Ideology as a term "vacillates" (see Balibar below) in a way that every other term of its type does (even such words as "river" or "London") simply because it is not a Fregean concept and is not, and should not be, theoretically rigorous. We simply do not understand the social and psychological details of the process that turn deception and self-deception into social blindness and "second nature." We don't know what turns dogma into doctrine and doctrine into indoctrination and indoctrination into a form of hypocrisy and hypocrisy into self-deception and world view. We can guess at these things in a rational way, using what we do know to illuminate what we don't know. But it is no use pretending we know about processes that we can only guess at.
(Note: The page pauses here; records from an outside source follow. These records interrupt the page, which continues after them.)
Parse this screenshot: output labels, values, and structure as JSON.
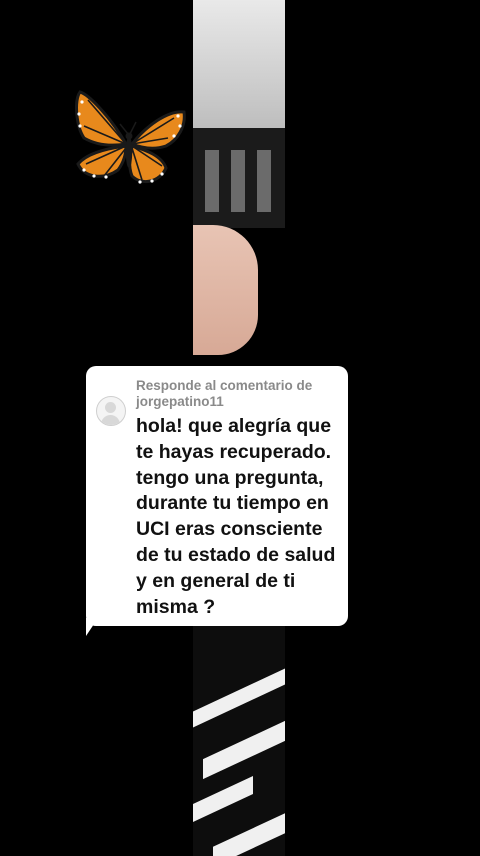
{
  "reply_card": {
    "label_prefix": "Responde al comentario de",
    "username": "jorgepatino11",
    "comment": "hola! que alegría que te hayas recuperado. tengo una pregunta, durante tu tiempo en UCI eras consciente de tu estado de salud y en general de ti misma ?"
  },
  "decor": {
    "sticker": "monarch-butterfly-icon"
  },
  "colors": {
    "background": "#000000",
    "card": "#ffffff",
    "label": "#8a8a8a",
    "text": "#111111"
  }
}
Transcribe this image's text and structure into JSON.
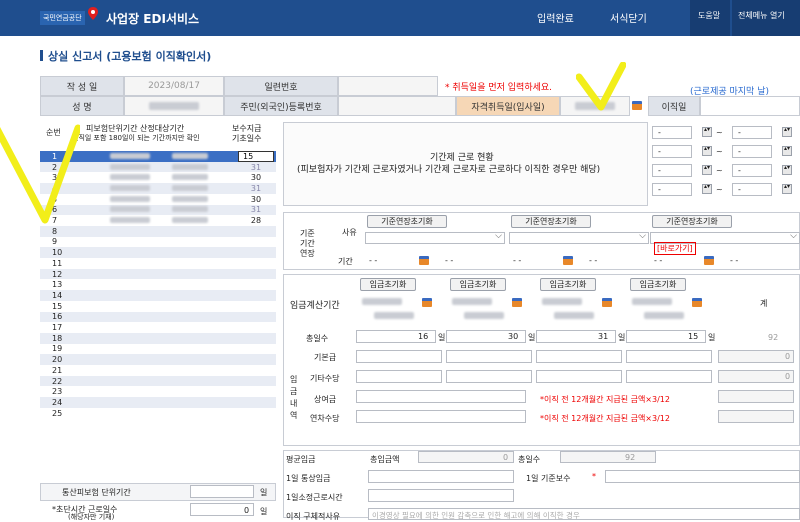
{
  "header": {
    "logo": "국민연금공단",
    "app_title": "사업장 EDI서비스",
    "btn_complete": "입력완료",
    "btn_close": "서식닫기",
    "btn_help": "도움말",
    "btn_menu": "전체메뉴 열기"
  },
  "page_title": "상실 신고서 (고용보험 이직확인서)",
  "info": {
    "author_label": "작 성 일",
    "author_date": "2023/08/17",
    "serial_label": "일련번호",
    "warning": "* 취득일을 먼저 입력하세요.",
    "note": "(근로제공 마지막 날)",
    "name_label": "성 명",
    "rrn_label": "주민(외국인)등록번호",
    "acq_label": "자격취득일(입사일)",
    "leave_label": "이직일"
  },
  "period": {
    "no_label": "순번",
    "col1_label": "피보험단위기간 산정대상기간",
    "col1_sub": "이직일 포함 180일이 되는 기간까지만 확인",
    "col2_label": "보수지급",
    "col2_sub": "기초일수",
    "rows": [
      {
        "no": "1",
        "days": "15"
      },
      {
        "no": "2",
        "days": "31"
      },
      {
        "no": "3",
        "days": "30"
      },
      {
        "no": "4",
        "days": "31"
      },
      {
        "no": "5",
        "days": "30"
      },
      {
        "no": "6",
        "days": "31"
      },
      {
        "no": "7",
        "days": "28"
      },
      {
        "no": "8",
        "days": ""
      },
      {
        "no": "9",
        "days": ""
      },
      {
        "no": "10",
        "days": ""
      },
      {
        "no": "11",
        "days": ""
      },
      {
        "no": "12",
        "days": ""
      },
      {
        "no": "13",
        "days": ""
      },
      {
        "no": "14",
        "days": ""
      },
      {
        "no": "15",
        "days": ""
      },
      {
        "no": "16",
        "days": ""
      },
      {
        "no": "17",
        "days": ""
      },
      {
        "no": "18",
        "days": ""
      },
      {
        "no": "19",
        "days": ""
      },
      {
        "no": "20",
        "days": ""
      },
      {
        "no": "21",
        "days": ""
      },
      {
        "no": "22",
        "days": ""
      },
      {
        "no": "23",
        "days": ""
      },
      {
        "no": "24",
        "days": ""
      },
      {
        "no": "25",
        "days": ""
      }
    ],
    "total_label": "통산피보험 단위기간",
    "total_unit": "일",
    "short_label": "*초단시간 근로일수",
    "short_sub": "(해당자만 기재)",
    "short_value": "0",
    "short_unit": "일"
  },
  "contract": {
    "title": "기간제 근로 현황",
    "desc": "(피보험자가 기간제 근로자였거나 기간제 근로자로 근로하다 이직한 경우만 해당)",
    "dash": "-",
    "tilde": "~"
  },
  "std": {
    "label1": "기준",
    "label2": "기간",
    "label3": "연장",
    "reason_label": "사유",
    "period_label": "기간",
    "reset_btn": "기준연장초기화",
    "shortcut": "[바로가기]",
    "dash": "- -"
  },
  "wage": {
    "calc_label": "임금계산기간",
    "reset_btn": "임금초기화",
    "total_label": "계",
    "days_label": "총일수",
    "days": [
      "16",
      "30",
      "31",
      "15"
    ],
    "day_unit": "일",
    "total_days": "92",
    "side_label": "임금내역",
    "basic_label": "기본급",
    "other_label": "기타수당",
    "bonus_label": "상여금",
    "annual_label": "연차수당",
    "hint": "*이직 전 12개월간 지급된 금액×3/12",
    "zero": "0"
  },
  "avg": {
    "label": "평균임금",
    "total_pay_label": "총임금액",
    "total_pay": "0",
    "total_days_label": "총일수",
    "total_days": "92",
    "daily_label": "1일 통상임금",
    "daily_base_label": "1일 기준보수",
    "star": "*",
    "hours_label": "1일소정근로시간",
    "reason_label": "이직 구체적사유",
    "reason_placeholder": "이경영상 필요에 의한 인원 감축으로 인한 해고에 의해 이직한 경우"
  }
}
If we try to turn a term such as "ideology" into a theoretically rigorous term we simply turn it into another dogma and probably a term in another ideology. (This basic piece of common sense was observed by ancient philosophers and historians... see the debate between Socrates and Thrasymachus in the first book of the Republic among many examples.)
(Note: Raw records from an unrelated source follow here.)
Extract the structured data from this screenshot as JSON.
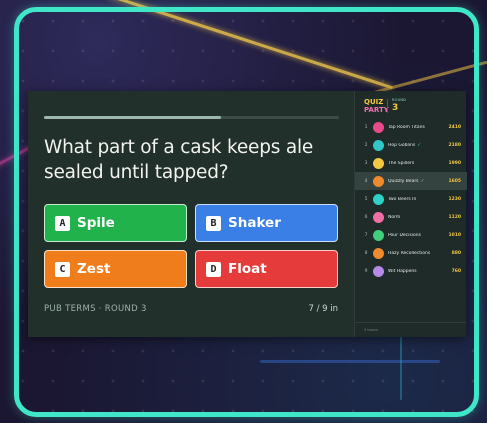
{
  "question": "What part of a cask keeps ale sealed until tapped?",
  "progress": 0.6,
  "answers": [
    {
      "key": "A",
      "label": "Spile",
      "color": "#22b24b"
    },
    {
      "key": "B",
      "label": "Shaker",
      "color": "#3a7fe6"
    },
    {
      "key": "C",
      "label": "Zest",
      "color": "#f07d1c"
    },
    {
      "key": "D",
      "label": "Float",
      "color": "#e53b3b"
    }
  ],
  "footer": {
    "round_label": "PUB TERMS · ROUND 3",
    "answered_count": "7 / 9 in"
  },
  "scoreboard": {
    "logo_line1": "QUIZ",
    "logo_line2": "PARTY",
    "round_label": "ROUND",
    "round_number": "3",
    "teams": [
      {
        "rank": "1",
        "name": "Tap Room Titans",
        "answered": false,
        "score": "2410",
        "avatar": "#e94b8a"
      },
      {
        "rank": "2",
        "name": "Hop Goblins",
        "answered": true,
        "score": "2180",
        "avatar": "#2fc7c7"
      },
      {
        "rank": "3",
        "name": "The Spillers",
        "answered": false,
        "score": "1990",
        "avatar": "#f3c843"
      },
      {
        "rank": "4",
        "name": "Quizzly Bears",
        "answered": true,
        "score": "1605",
        "avatar": "#f08a2c"
      },
      {
        "rank": "5",
        "name": "Two Beers In",
        "answered": false,
        "score": "1230",
        "avatar": "#2fd0c5"
      },
      {
        "rank": "6",
        "name": "Norm",
        "answered": false,
        "score": "1120",
        "avatar": "#ef6fa5"
      },
      {
        "rank": "7",
        "name": "Pour Decisions",
        "answered": false,
        "score": "1010",
        "avatar": "#3fcf7a"
      },
      {
        "rank": "8",
        "name": "Hazy Recollections",
        "answered": false,
        "score": "880",
        "avatar": "#f08a2c"
      },
      {
        "rank": "9",
        "name": "Wit Happens",
        "answered": false,
        "score": "760",
        "avatar": "#b68be8"
      }
    ],
    "footer": "9 teams"
  },
  "check_mark": "✓"
}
I have read Althusser -- and actually like him -- but believe he is self-defeating, when not an obscurantist. I have read Zizek's _The Sublime Object of Ideology_ and I don't know how you can accept his view of ideology without accepting the joke on the French intelligentsia which is the psychoanalysis of Lacan. Zizek's books are fun but they don't make very much sense to me. I read them for entertainment value, in the same way I once read Norman Mailer's political-sexual pronouncements. (Have you ever read how Zizek analyzes Hitchcock? I have not read such a divine artist of bullshit in ages. In fact when ever Zizek writes about anything I know anything about he is either wrong or not even wrong.) Or read Balibar's "The Vacillation of Ideology in Marxism". Balibar's general conclusion is that "ideology" is a vacillating term because in order to define it Marxists assume a stance somehow outside of ideology -- or counterposed by another class position that reveals the ideology of the ruling ideas of the ruling class. Or read Bourdieu's attempt to revalue ideology in terms of symbolic power in _Language and Symbolic Power_ . One has to accept his bogus view of the social inscription language in social space in order to accept what he writes. There are plenty of things to learn from Bourdieu but his view of language is highly uninformed.
Robert Trivers has written some very interesting essays on "self-deception." The essays are interesting because he does not only deal with examples of self-deception in humans but also in other animals. But in the end he says that we know very little about the actual process of self-deception, though we can speculate and observe how self-deception functions and provides benefits at times. It seems to me that what we are calling "ideology" is a social analog to the psychological notion of "self-deception." It also seems to me that many religious writers in the Axial period used terms such as "hypocrisy" in the same way as we use the term "ideology." I think if we really want to study "ideology" these are good places to start. But certainly we in the tradition of Marx have no monopoly on the term as Angelus seems to imply.